As the U.S. population ages, there is an emerging need to characterize the “functional age” of older patients with cancer to tailor treatment decisions and stratify outcomes based on factors other than chronologic age. The goals of the current study were to develop a brief, but comprehensive, primarily self-administered cancer-specific geriatric assessment measure and to determine its feasibility as measured by 1) the percentage of patients able to complete the measure on their own, 2) the length of time to complete, and 3) patient satisfaction with the measure.

METHODS

The geriatric and oncology literature was reviewed to choose validated measures of geriatric assessment across the following domains: functional status, comorbidity, cognition, psychological status, social functioning and support, and nutritional status.
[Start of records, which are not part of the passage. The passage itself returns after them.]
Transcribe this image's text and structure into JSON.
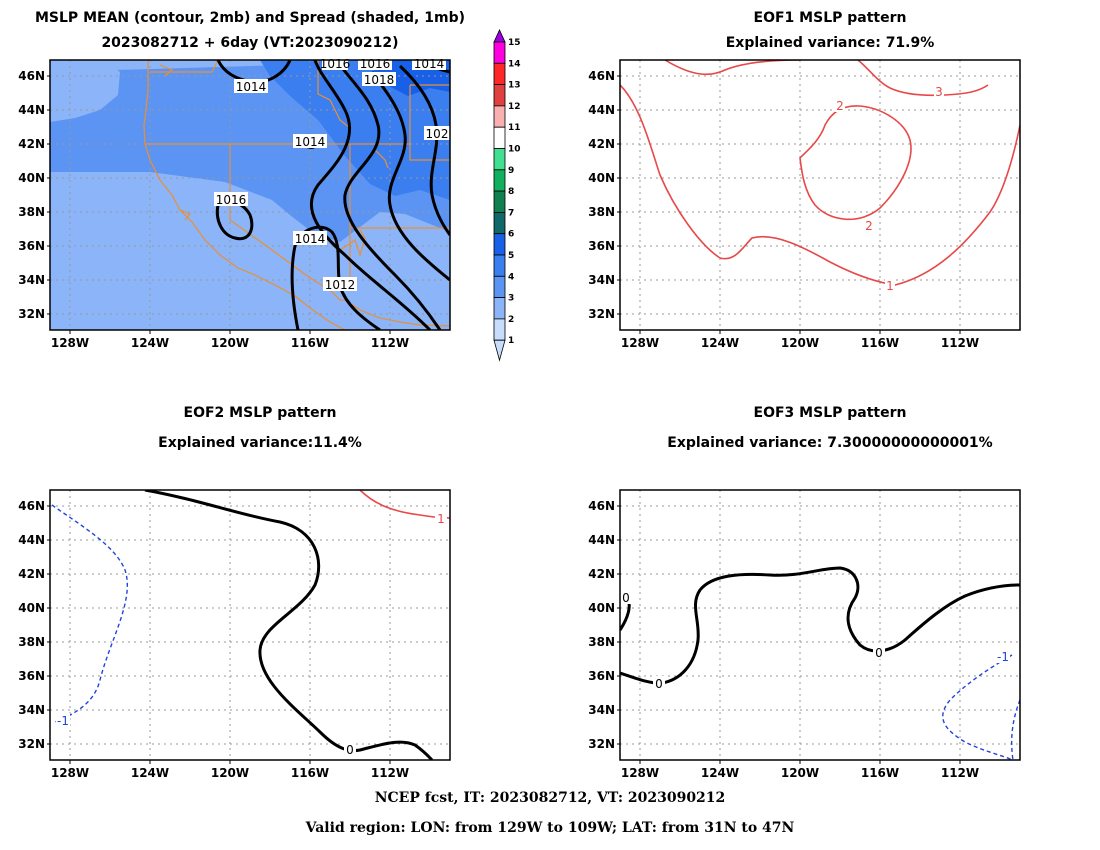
{
  "panel_mean": {
    "title_line1": "MSLP MEAN (contour, 2mb) and Spread (shaded, 1mb)",
    "title_line2": "2023082712 + 6day (VT:2023090212)",
    "contour_labels": [
      "1014",
      "1014",
      "1016",
      "1014",
      "1012",
      "1016",
      "1018",
      "1014",
      "1016",
      "102"
    ]
  },
  "panel_eof1": {
    "title_line1": "EOF1 MSLP pattern",
    "title_line2": "Explained variance: 71.9%",
    "contour_labels": [
      "3",
      "2",
      "2",
      "1"
    ]
  },
  "panel_eof2": {
    "title_line1": "EOF2 MSLP pattern",
    "title_line2": "Explained variance:11.4%",
    "contour_labels": [
      "-1",
      "1",
      "0"
    ]
  },
  "panel_eof3": {
    "title_line1": "EOF3 MSLP pattern",
    "title_line2": "Explained variance: 7.30000000000001%",
    "contour_labels": [
      "0",
      "0",
      "0",
      "-1"
    ]
  },
  "axes": {
    "lat_ticks": [
      "46N",
      "44N",
      "42N",
      "40N",
      "38N",
      "36N",
      "34N",
      "32N"
    ],
    "lon_ticks": [
      "128W",
      "124W",
      "120W",
      "116W",
      "112W"
    ]
  },
  "colorbar": {
    "levels": [
      "15",
      "14",
      "13",
      "12",
      "11",
      "10",
      "9",
      "8",
      "7",
      "6",
      "5",
      "4",
      "3",
      "2",
      "1"
    ],
    "colors": [
      "#a000e0",
      "#ff00e0",
      "#ff2828",
      "#e04040",
      "#f8b0b0",
      "#ffffff",
      "#40e090",
      "#10b060",
      "#108050",
      "#106868",
      "#1860e8",
      "#3a7ef0",
      "#5c94f4",
      "#8cb4f8",
      "#c8dcfc"
    ]
  },
  "footer": {
    "line1": "NCEP fcst, IT: 2023082712, VT: 2023090212",
    "line2": "Valid region: LON: from 129W to 109W; LAT: from 31N to 47N"
  }
}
Criteria applied to geriatric assessment measurements included reliability, validity, brevity, and ability to self-administer. The measure was administered to patients with breast carcinoma, lung carcinoma, colorectal carcinoma, or lymphoma who were fluent in English and receiving chemotherapy at Memorial Sloan-Kettering Cancer Center (New York, NY) or the University of Chicago (Chicago, IL).

RESULTS

The instrument was completed by 43 patients (mean age, 74 yrs; range, 65–87 yrs). The majority had AJCC Stage IV disease (68%). The mean time to completion of the assessment was 27 minutes (range, 8–45 mins). Most patients were able to complete the self-administered portion of the assessment without assistance (78%) and were satisfied with the questionnaire length (90%). There was no association noted between age (P = 0.56) or educational level (P = 0.99) and the ability to complete the assessment without assistance.

CONCLUSIONS

In this cohort, this brief but comprehensive geriatric assessment could be completed by the majority of patients without assistance. Prospective trials of its generalizability, reliability, and validity are justified. Cancer 2005. © 2005 American Cancer Society.